In its suit, the team contends it has met the financial threshold that allows it to renegotiate the 1995 lease at Qualcomm Stadium or leave town. City officials disagree, saying the Chargers have not presented enough information to show that they have reached the financial threshold required to trigger renegotiation of the lease.
But the city has already spent nearly $2 million in legal costs and does not want to roll the dice and spend more money on a lawsuit it might lose.
A termination fee if the team elects to leave town.
The Chargers can begin shopping the team to other cities beginning Jan. 1, 2007. If the team left at the end of the 2008 or 2009 seasons, it would have to pay off the $57.7 million balance of the bonds for the stadium expansion.
But if it leaves after that, the team pays a sliding scale that drops from $24 million at the end of the 2010 season to $3.2 million at the end of the 2019 season, when the city would still owe $30 million on the bonds.
Atkins said taxpayers should not have to pay the $30 million balance at the end of the contract.
“They (the Chargers) should be required to pay off the bonds in any event,” Atkins said.

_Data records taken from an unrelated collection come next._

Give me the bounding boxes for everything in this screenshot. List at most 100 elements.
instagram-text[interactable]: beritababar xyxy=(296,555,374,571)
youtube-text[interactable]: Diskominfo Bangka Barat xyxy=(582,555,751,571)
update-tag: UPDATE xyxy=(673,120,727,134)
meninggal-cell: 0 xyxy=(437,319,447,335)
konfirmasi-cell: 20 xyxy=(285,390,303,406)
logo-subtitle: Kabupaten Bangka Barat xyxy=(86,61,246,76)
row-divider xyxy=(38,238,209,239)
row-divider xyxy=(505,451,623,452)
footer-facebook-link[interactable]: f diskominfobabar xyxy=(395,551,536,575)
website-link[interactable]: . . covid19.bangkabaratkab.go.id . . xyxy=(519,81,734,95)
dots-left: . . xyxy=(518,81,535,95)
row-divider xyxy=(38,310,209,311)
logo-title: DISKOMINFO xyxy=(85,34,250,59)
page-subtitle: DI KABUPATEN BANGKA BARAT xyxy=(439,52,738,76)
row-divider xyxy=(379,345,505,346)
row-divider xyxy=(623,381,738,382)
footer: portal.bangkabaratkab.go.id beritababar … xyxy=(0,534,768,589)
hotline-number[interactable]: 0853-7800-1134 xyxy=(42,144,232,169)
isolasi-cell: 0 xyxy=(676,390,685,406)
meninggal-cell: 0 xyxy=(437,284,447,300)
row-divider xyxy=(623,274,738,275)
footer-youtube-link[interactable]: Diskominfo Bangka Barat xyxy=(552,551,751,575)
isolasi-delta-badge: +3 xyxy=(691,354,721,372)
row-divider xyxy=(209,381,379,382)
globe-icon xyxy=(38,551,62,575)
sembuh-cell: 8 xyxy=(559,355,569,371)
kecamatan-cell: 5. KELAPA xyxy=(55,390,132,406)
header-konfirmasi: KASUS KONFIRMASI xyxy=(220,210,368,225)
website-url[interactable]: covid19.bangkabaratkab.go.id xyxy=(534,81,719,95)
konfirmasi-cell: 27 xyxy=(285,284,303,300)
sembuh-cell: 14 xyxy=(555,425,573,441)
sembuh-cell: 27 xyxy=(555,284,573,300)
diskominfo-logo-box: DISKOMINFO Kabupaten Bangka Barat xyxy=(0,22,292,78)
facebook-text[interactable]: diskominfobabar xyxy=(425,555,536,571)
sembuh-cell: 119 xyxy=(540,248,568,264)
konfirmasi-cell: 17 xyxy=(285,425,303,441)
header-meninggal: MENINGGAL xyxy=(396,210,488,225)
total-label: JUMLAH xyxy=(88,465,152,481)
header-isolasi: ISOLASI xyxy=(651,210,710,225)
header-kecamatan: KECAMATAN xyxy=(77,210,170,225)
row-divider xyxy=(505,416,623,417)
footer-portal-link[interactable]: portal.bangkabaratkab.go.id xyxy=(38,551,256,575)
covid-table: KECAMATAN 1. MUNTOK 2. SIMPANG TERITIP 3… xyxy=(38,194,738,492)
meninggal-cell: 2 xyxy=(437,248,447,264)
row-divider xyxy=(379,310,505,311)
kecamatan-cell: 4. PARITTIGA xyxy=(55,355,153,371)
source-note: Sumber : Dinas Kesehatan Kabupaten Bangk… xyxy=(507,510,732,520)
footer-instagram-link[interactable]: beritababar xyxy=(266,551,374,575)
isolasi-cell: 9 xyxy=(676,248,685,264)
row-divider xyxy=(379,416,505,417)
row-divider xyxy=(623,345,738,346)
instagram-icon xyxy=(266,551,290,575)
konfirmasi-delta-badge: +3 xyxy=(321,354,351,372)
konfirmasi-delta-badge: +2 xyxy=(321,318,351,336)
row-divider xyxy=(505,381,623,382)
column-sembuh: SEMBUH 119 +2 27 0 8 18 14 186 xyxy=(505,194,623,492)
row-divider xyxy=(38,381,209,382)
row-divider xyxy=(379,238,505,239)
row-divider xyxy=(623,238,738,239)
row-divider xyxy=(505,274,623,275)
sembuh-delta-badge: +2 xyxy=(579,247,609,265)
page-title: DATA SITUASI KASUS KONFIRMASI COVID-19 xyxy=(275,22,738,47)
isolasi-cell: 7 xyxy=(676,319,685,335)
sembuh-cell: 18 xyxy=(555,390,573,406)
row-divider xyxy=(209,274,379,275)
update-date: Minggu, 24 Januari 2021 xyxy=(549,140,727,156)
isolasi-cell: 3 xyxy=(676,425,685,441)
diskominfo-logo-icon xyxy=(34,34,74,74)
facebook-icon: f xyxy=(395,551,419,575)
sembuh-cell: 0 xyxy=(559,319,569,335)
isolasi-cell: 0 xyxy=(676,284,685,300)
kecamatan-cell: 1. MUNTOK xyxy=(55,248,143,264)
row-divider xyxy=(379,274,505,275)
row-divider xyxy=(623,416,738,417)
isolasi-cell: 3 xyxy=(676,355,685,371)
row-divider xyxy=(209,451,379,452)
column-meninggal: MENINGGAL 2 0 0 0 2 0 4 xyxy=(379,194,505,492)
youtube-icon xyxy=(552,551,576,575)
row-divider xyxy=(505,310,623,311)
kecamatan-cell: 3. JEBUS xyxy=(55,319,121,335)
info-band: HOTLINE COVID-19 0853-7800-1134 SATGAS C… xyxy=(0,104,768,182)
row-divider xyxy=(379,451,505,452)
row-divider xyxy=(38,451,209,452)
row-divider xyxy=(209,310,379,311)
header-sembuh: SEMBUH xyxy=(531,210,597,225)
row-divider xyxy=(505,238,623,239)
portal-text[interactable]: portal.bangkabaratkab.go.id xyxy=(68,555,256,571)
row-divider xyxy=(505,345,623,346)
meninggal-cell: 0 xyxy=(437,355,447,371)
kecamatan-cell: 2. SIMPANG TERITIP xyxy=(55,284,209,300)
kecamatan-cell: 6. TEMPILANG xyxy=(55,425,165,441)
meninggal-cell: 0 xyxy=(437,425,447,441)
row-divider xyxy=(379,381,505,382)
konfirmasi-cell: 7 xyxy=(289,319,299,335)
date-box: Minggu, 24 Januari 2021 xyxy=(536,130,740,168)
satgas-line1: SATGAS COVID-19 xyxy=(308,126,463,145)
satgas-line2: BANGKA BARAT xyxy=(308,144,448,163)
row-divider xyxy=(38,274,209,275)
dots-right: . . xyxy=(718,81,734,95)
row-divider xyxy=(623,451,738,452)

In meetings held around San Diego, the Chargers are campaigning for a new $400 million stadium on part of the 166-acre Qualcomm Stadium site. The team said it will pay for the stadium, but is asking the city to finance $175 million in public improvements for the project.
To pay for the stadium, the Chargers have asked the city to give the team’s ownership 60 acres at the Qualcomm site to develop into more than 6,000 housing units, a hotel, parks, offices, shops and restaurants.
The city has not taken a position on the proposal. Mayor Dick Murphy has said the city will work with the Chargers after the lease and lawsuit issues are resolved to come up with a stadium proposal to put before voters.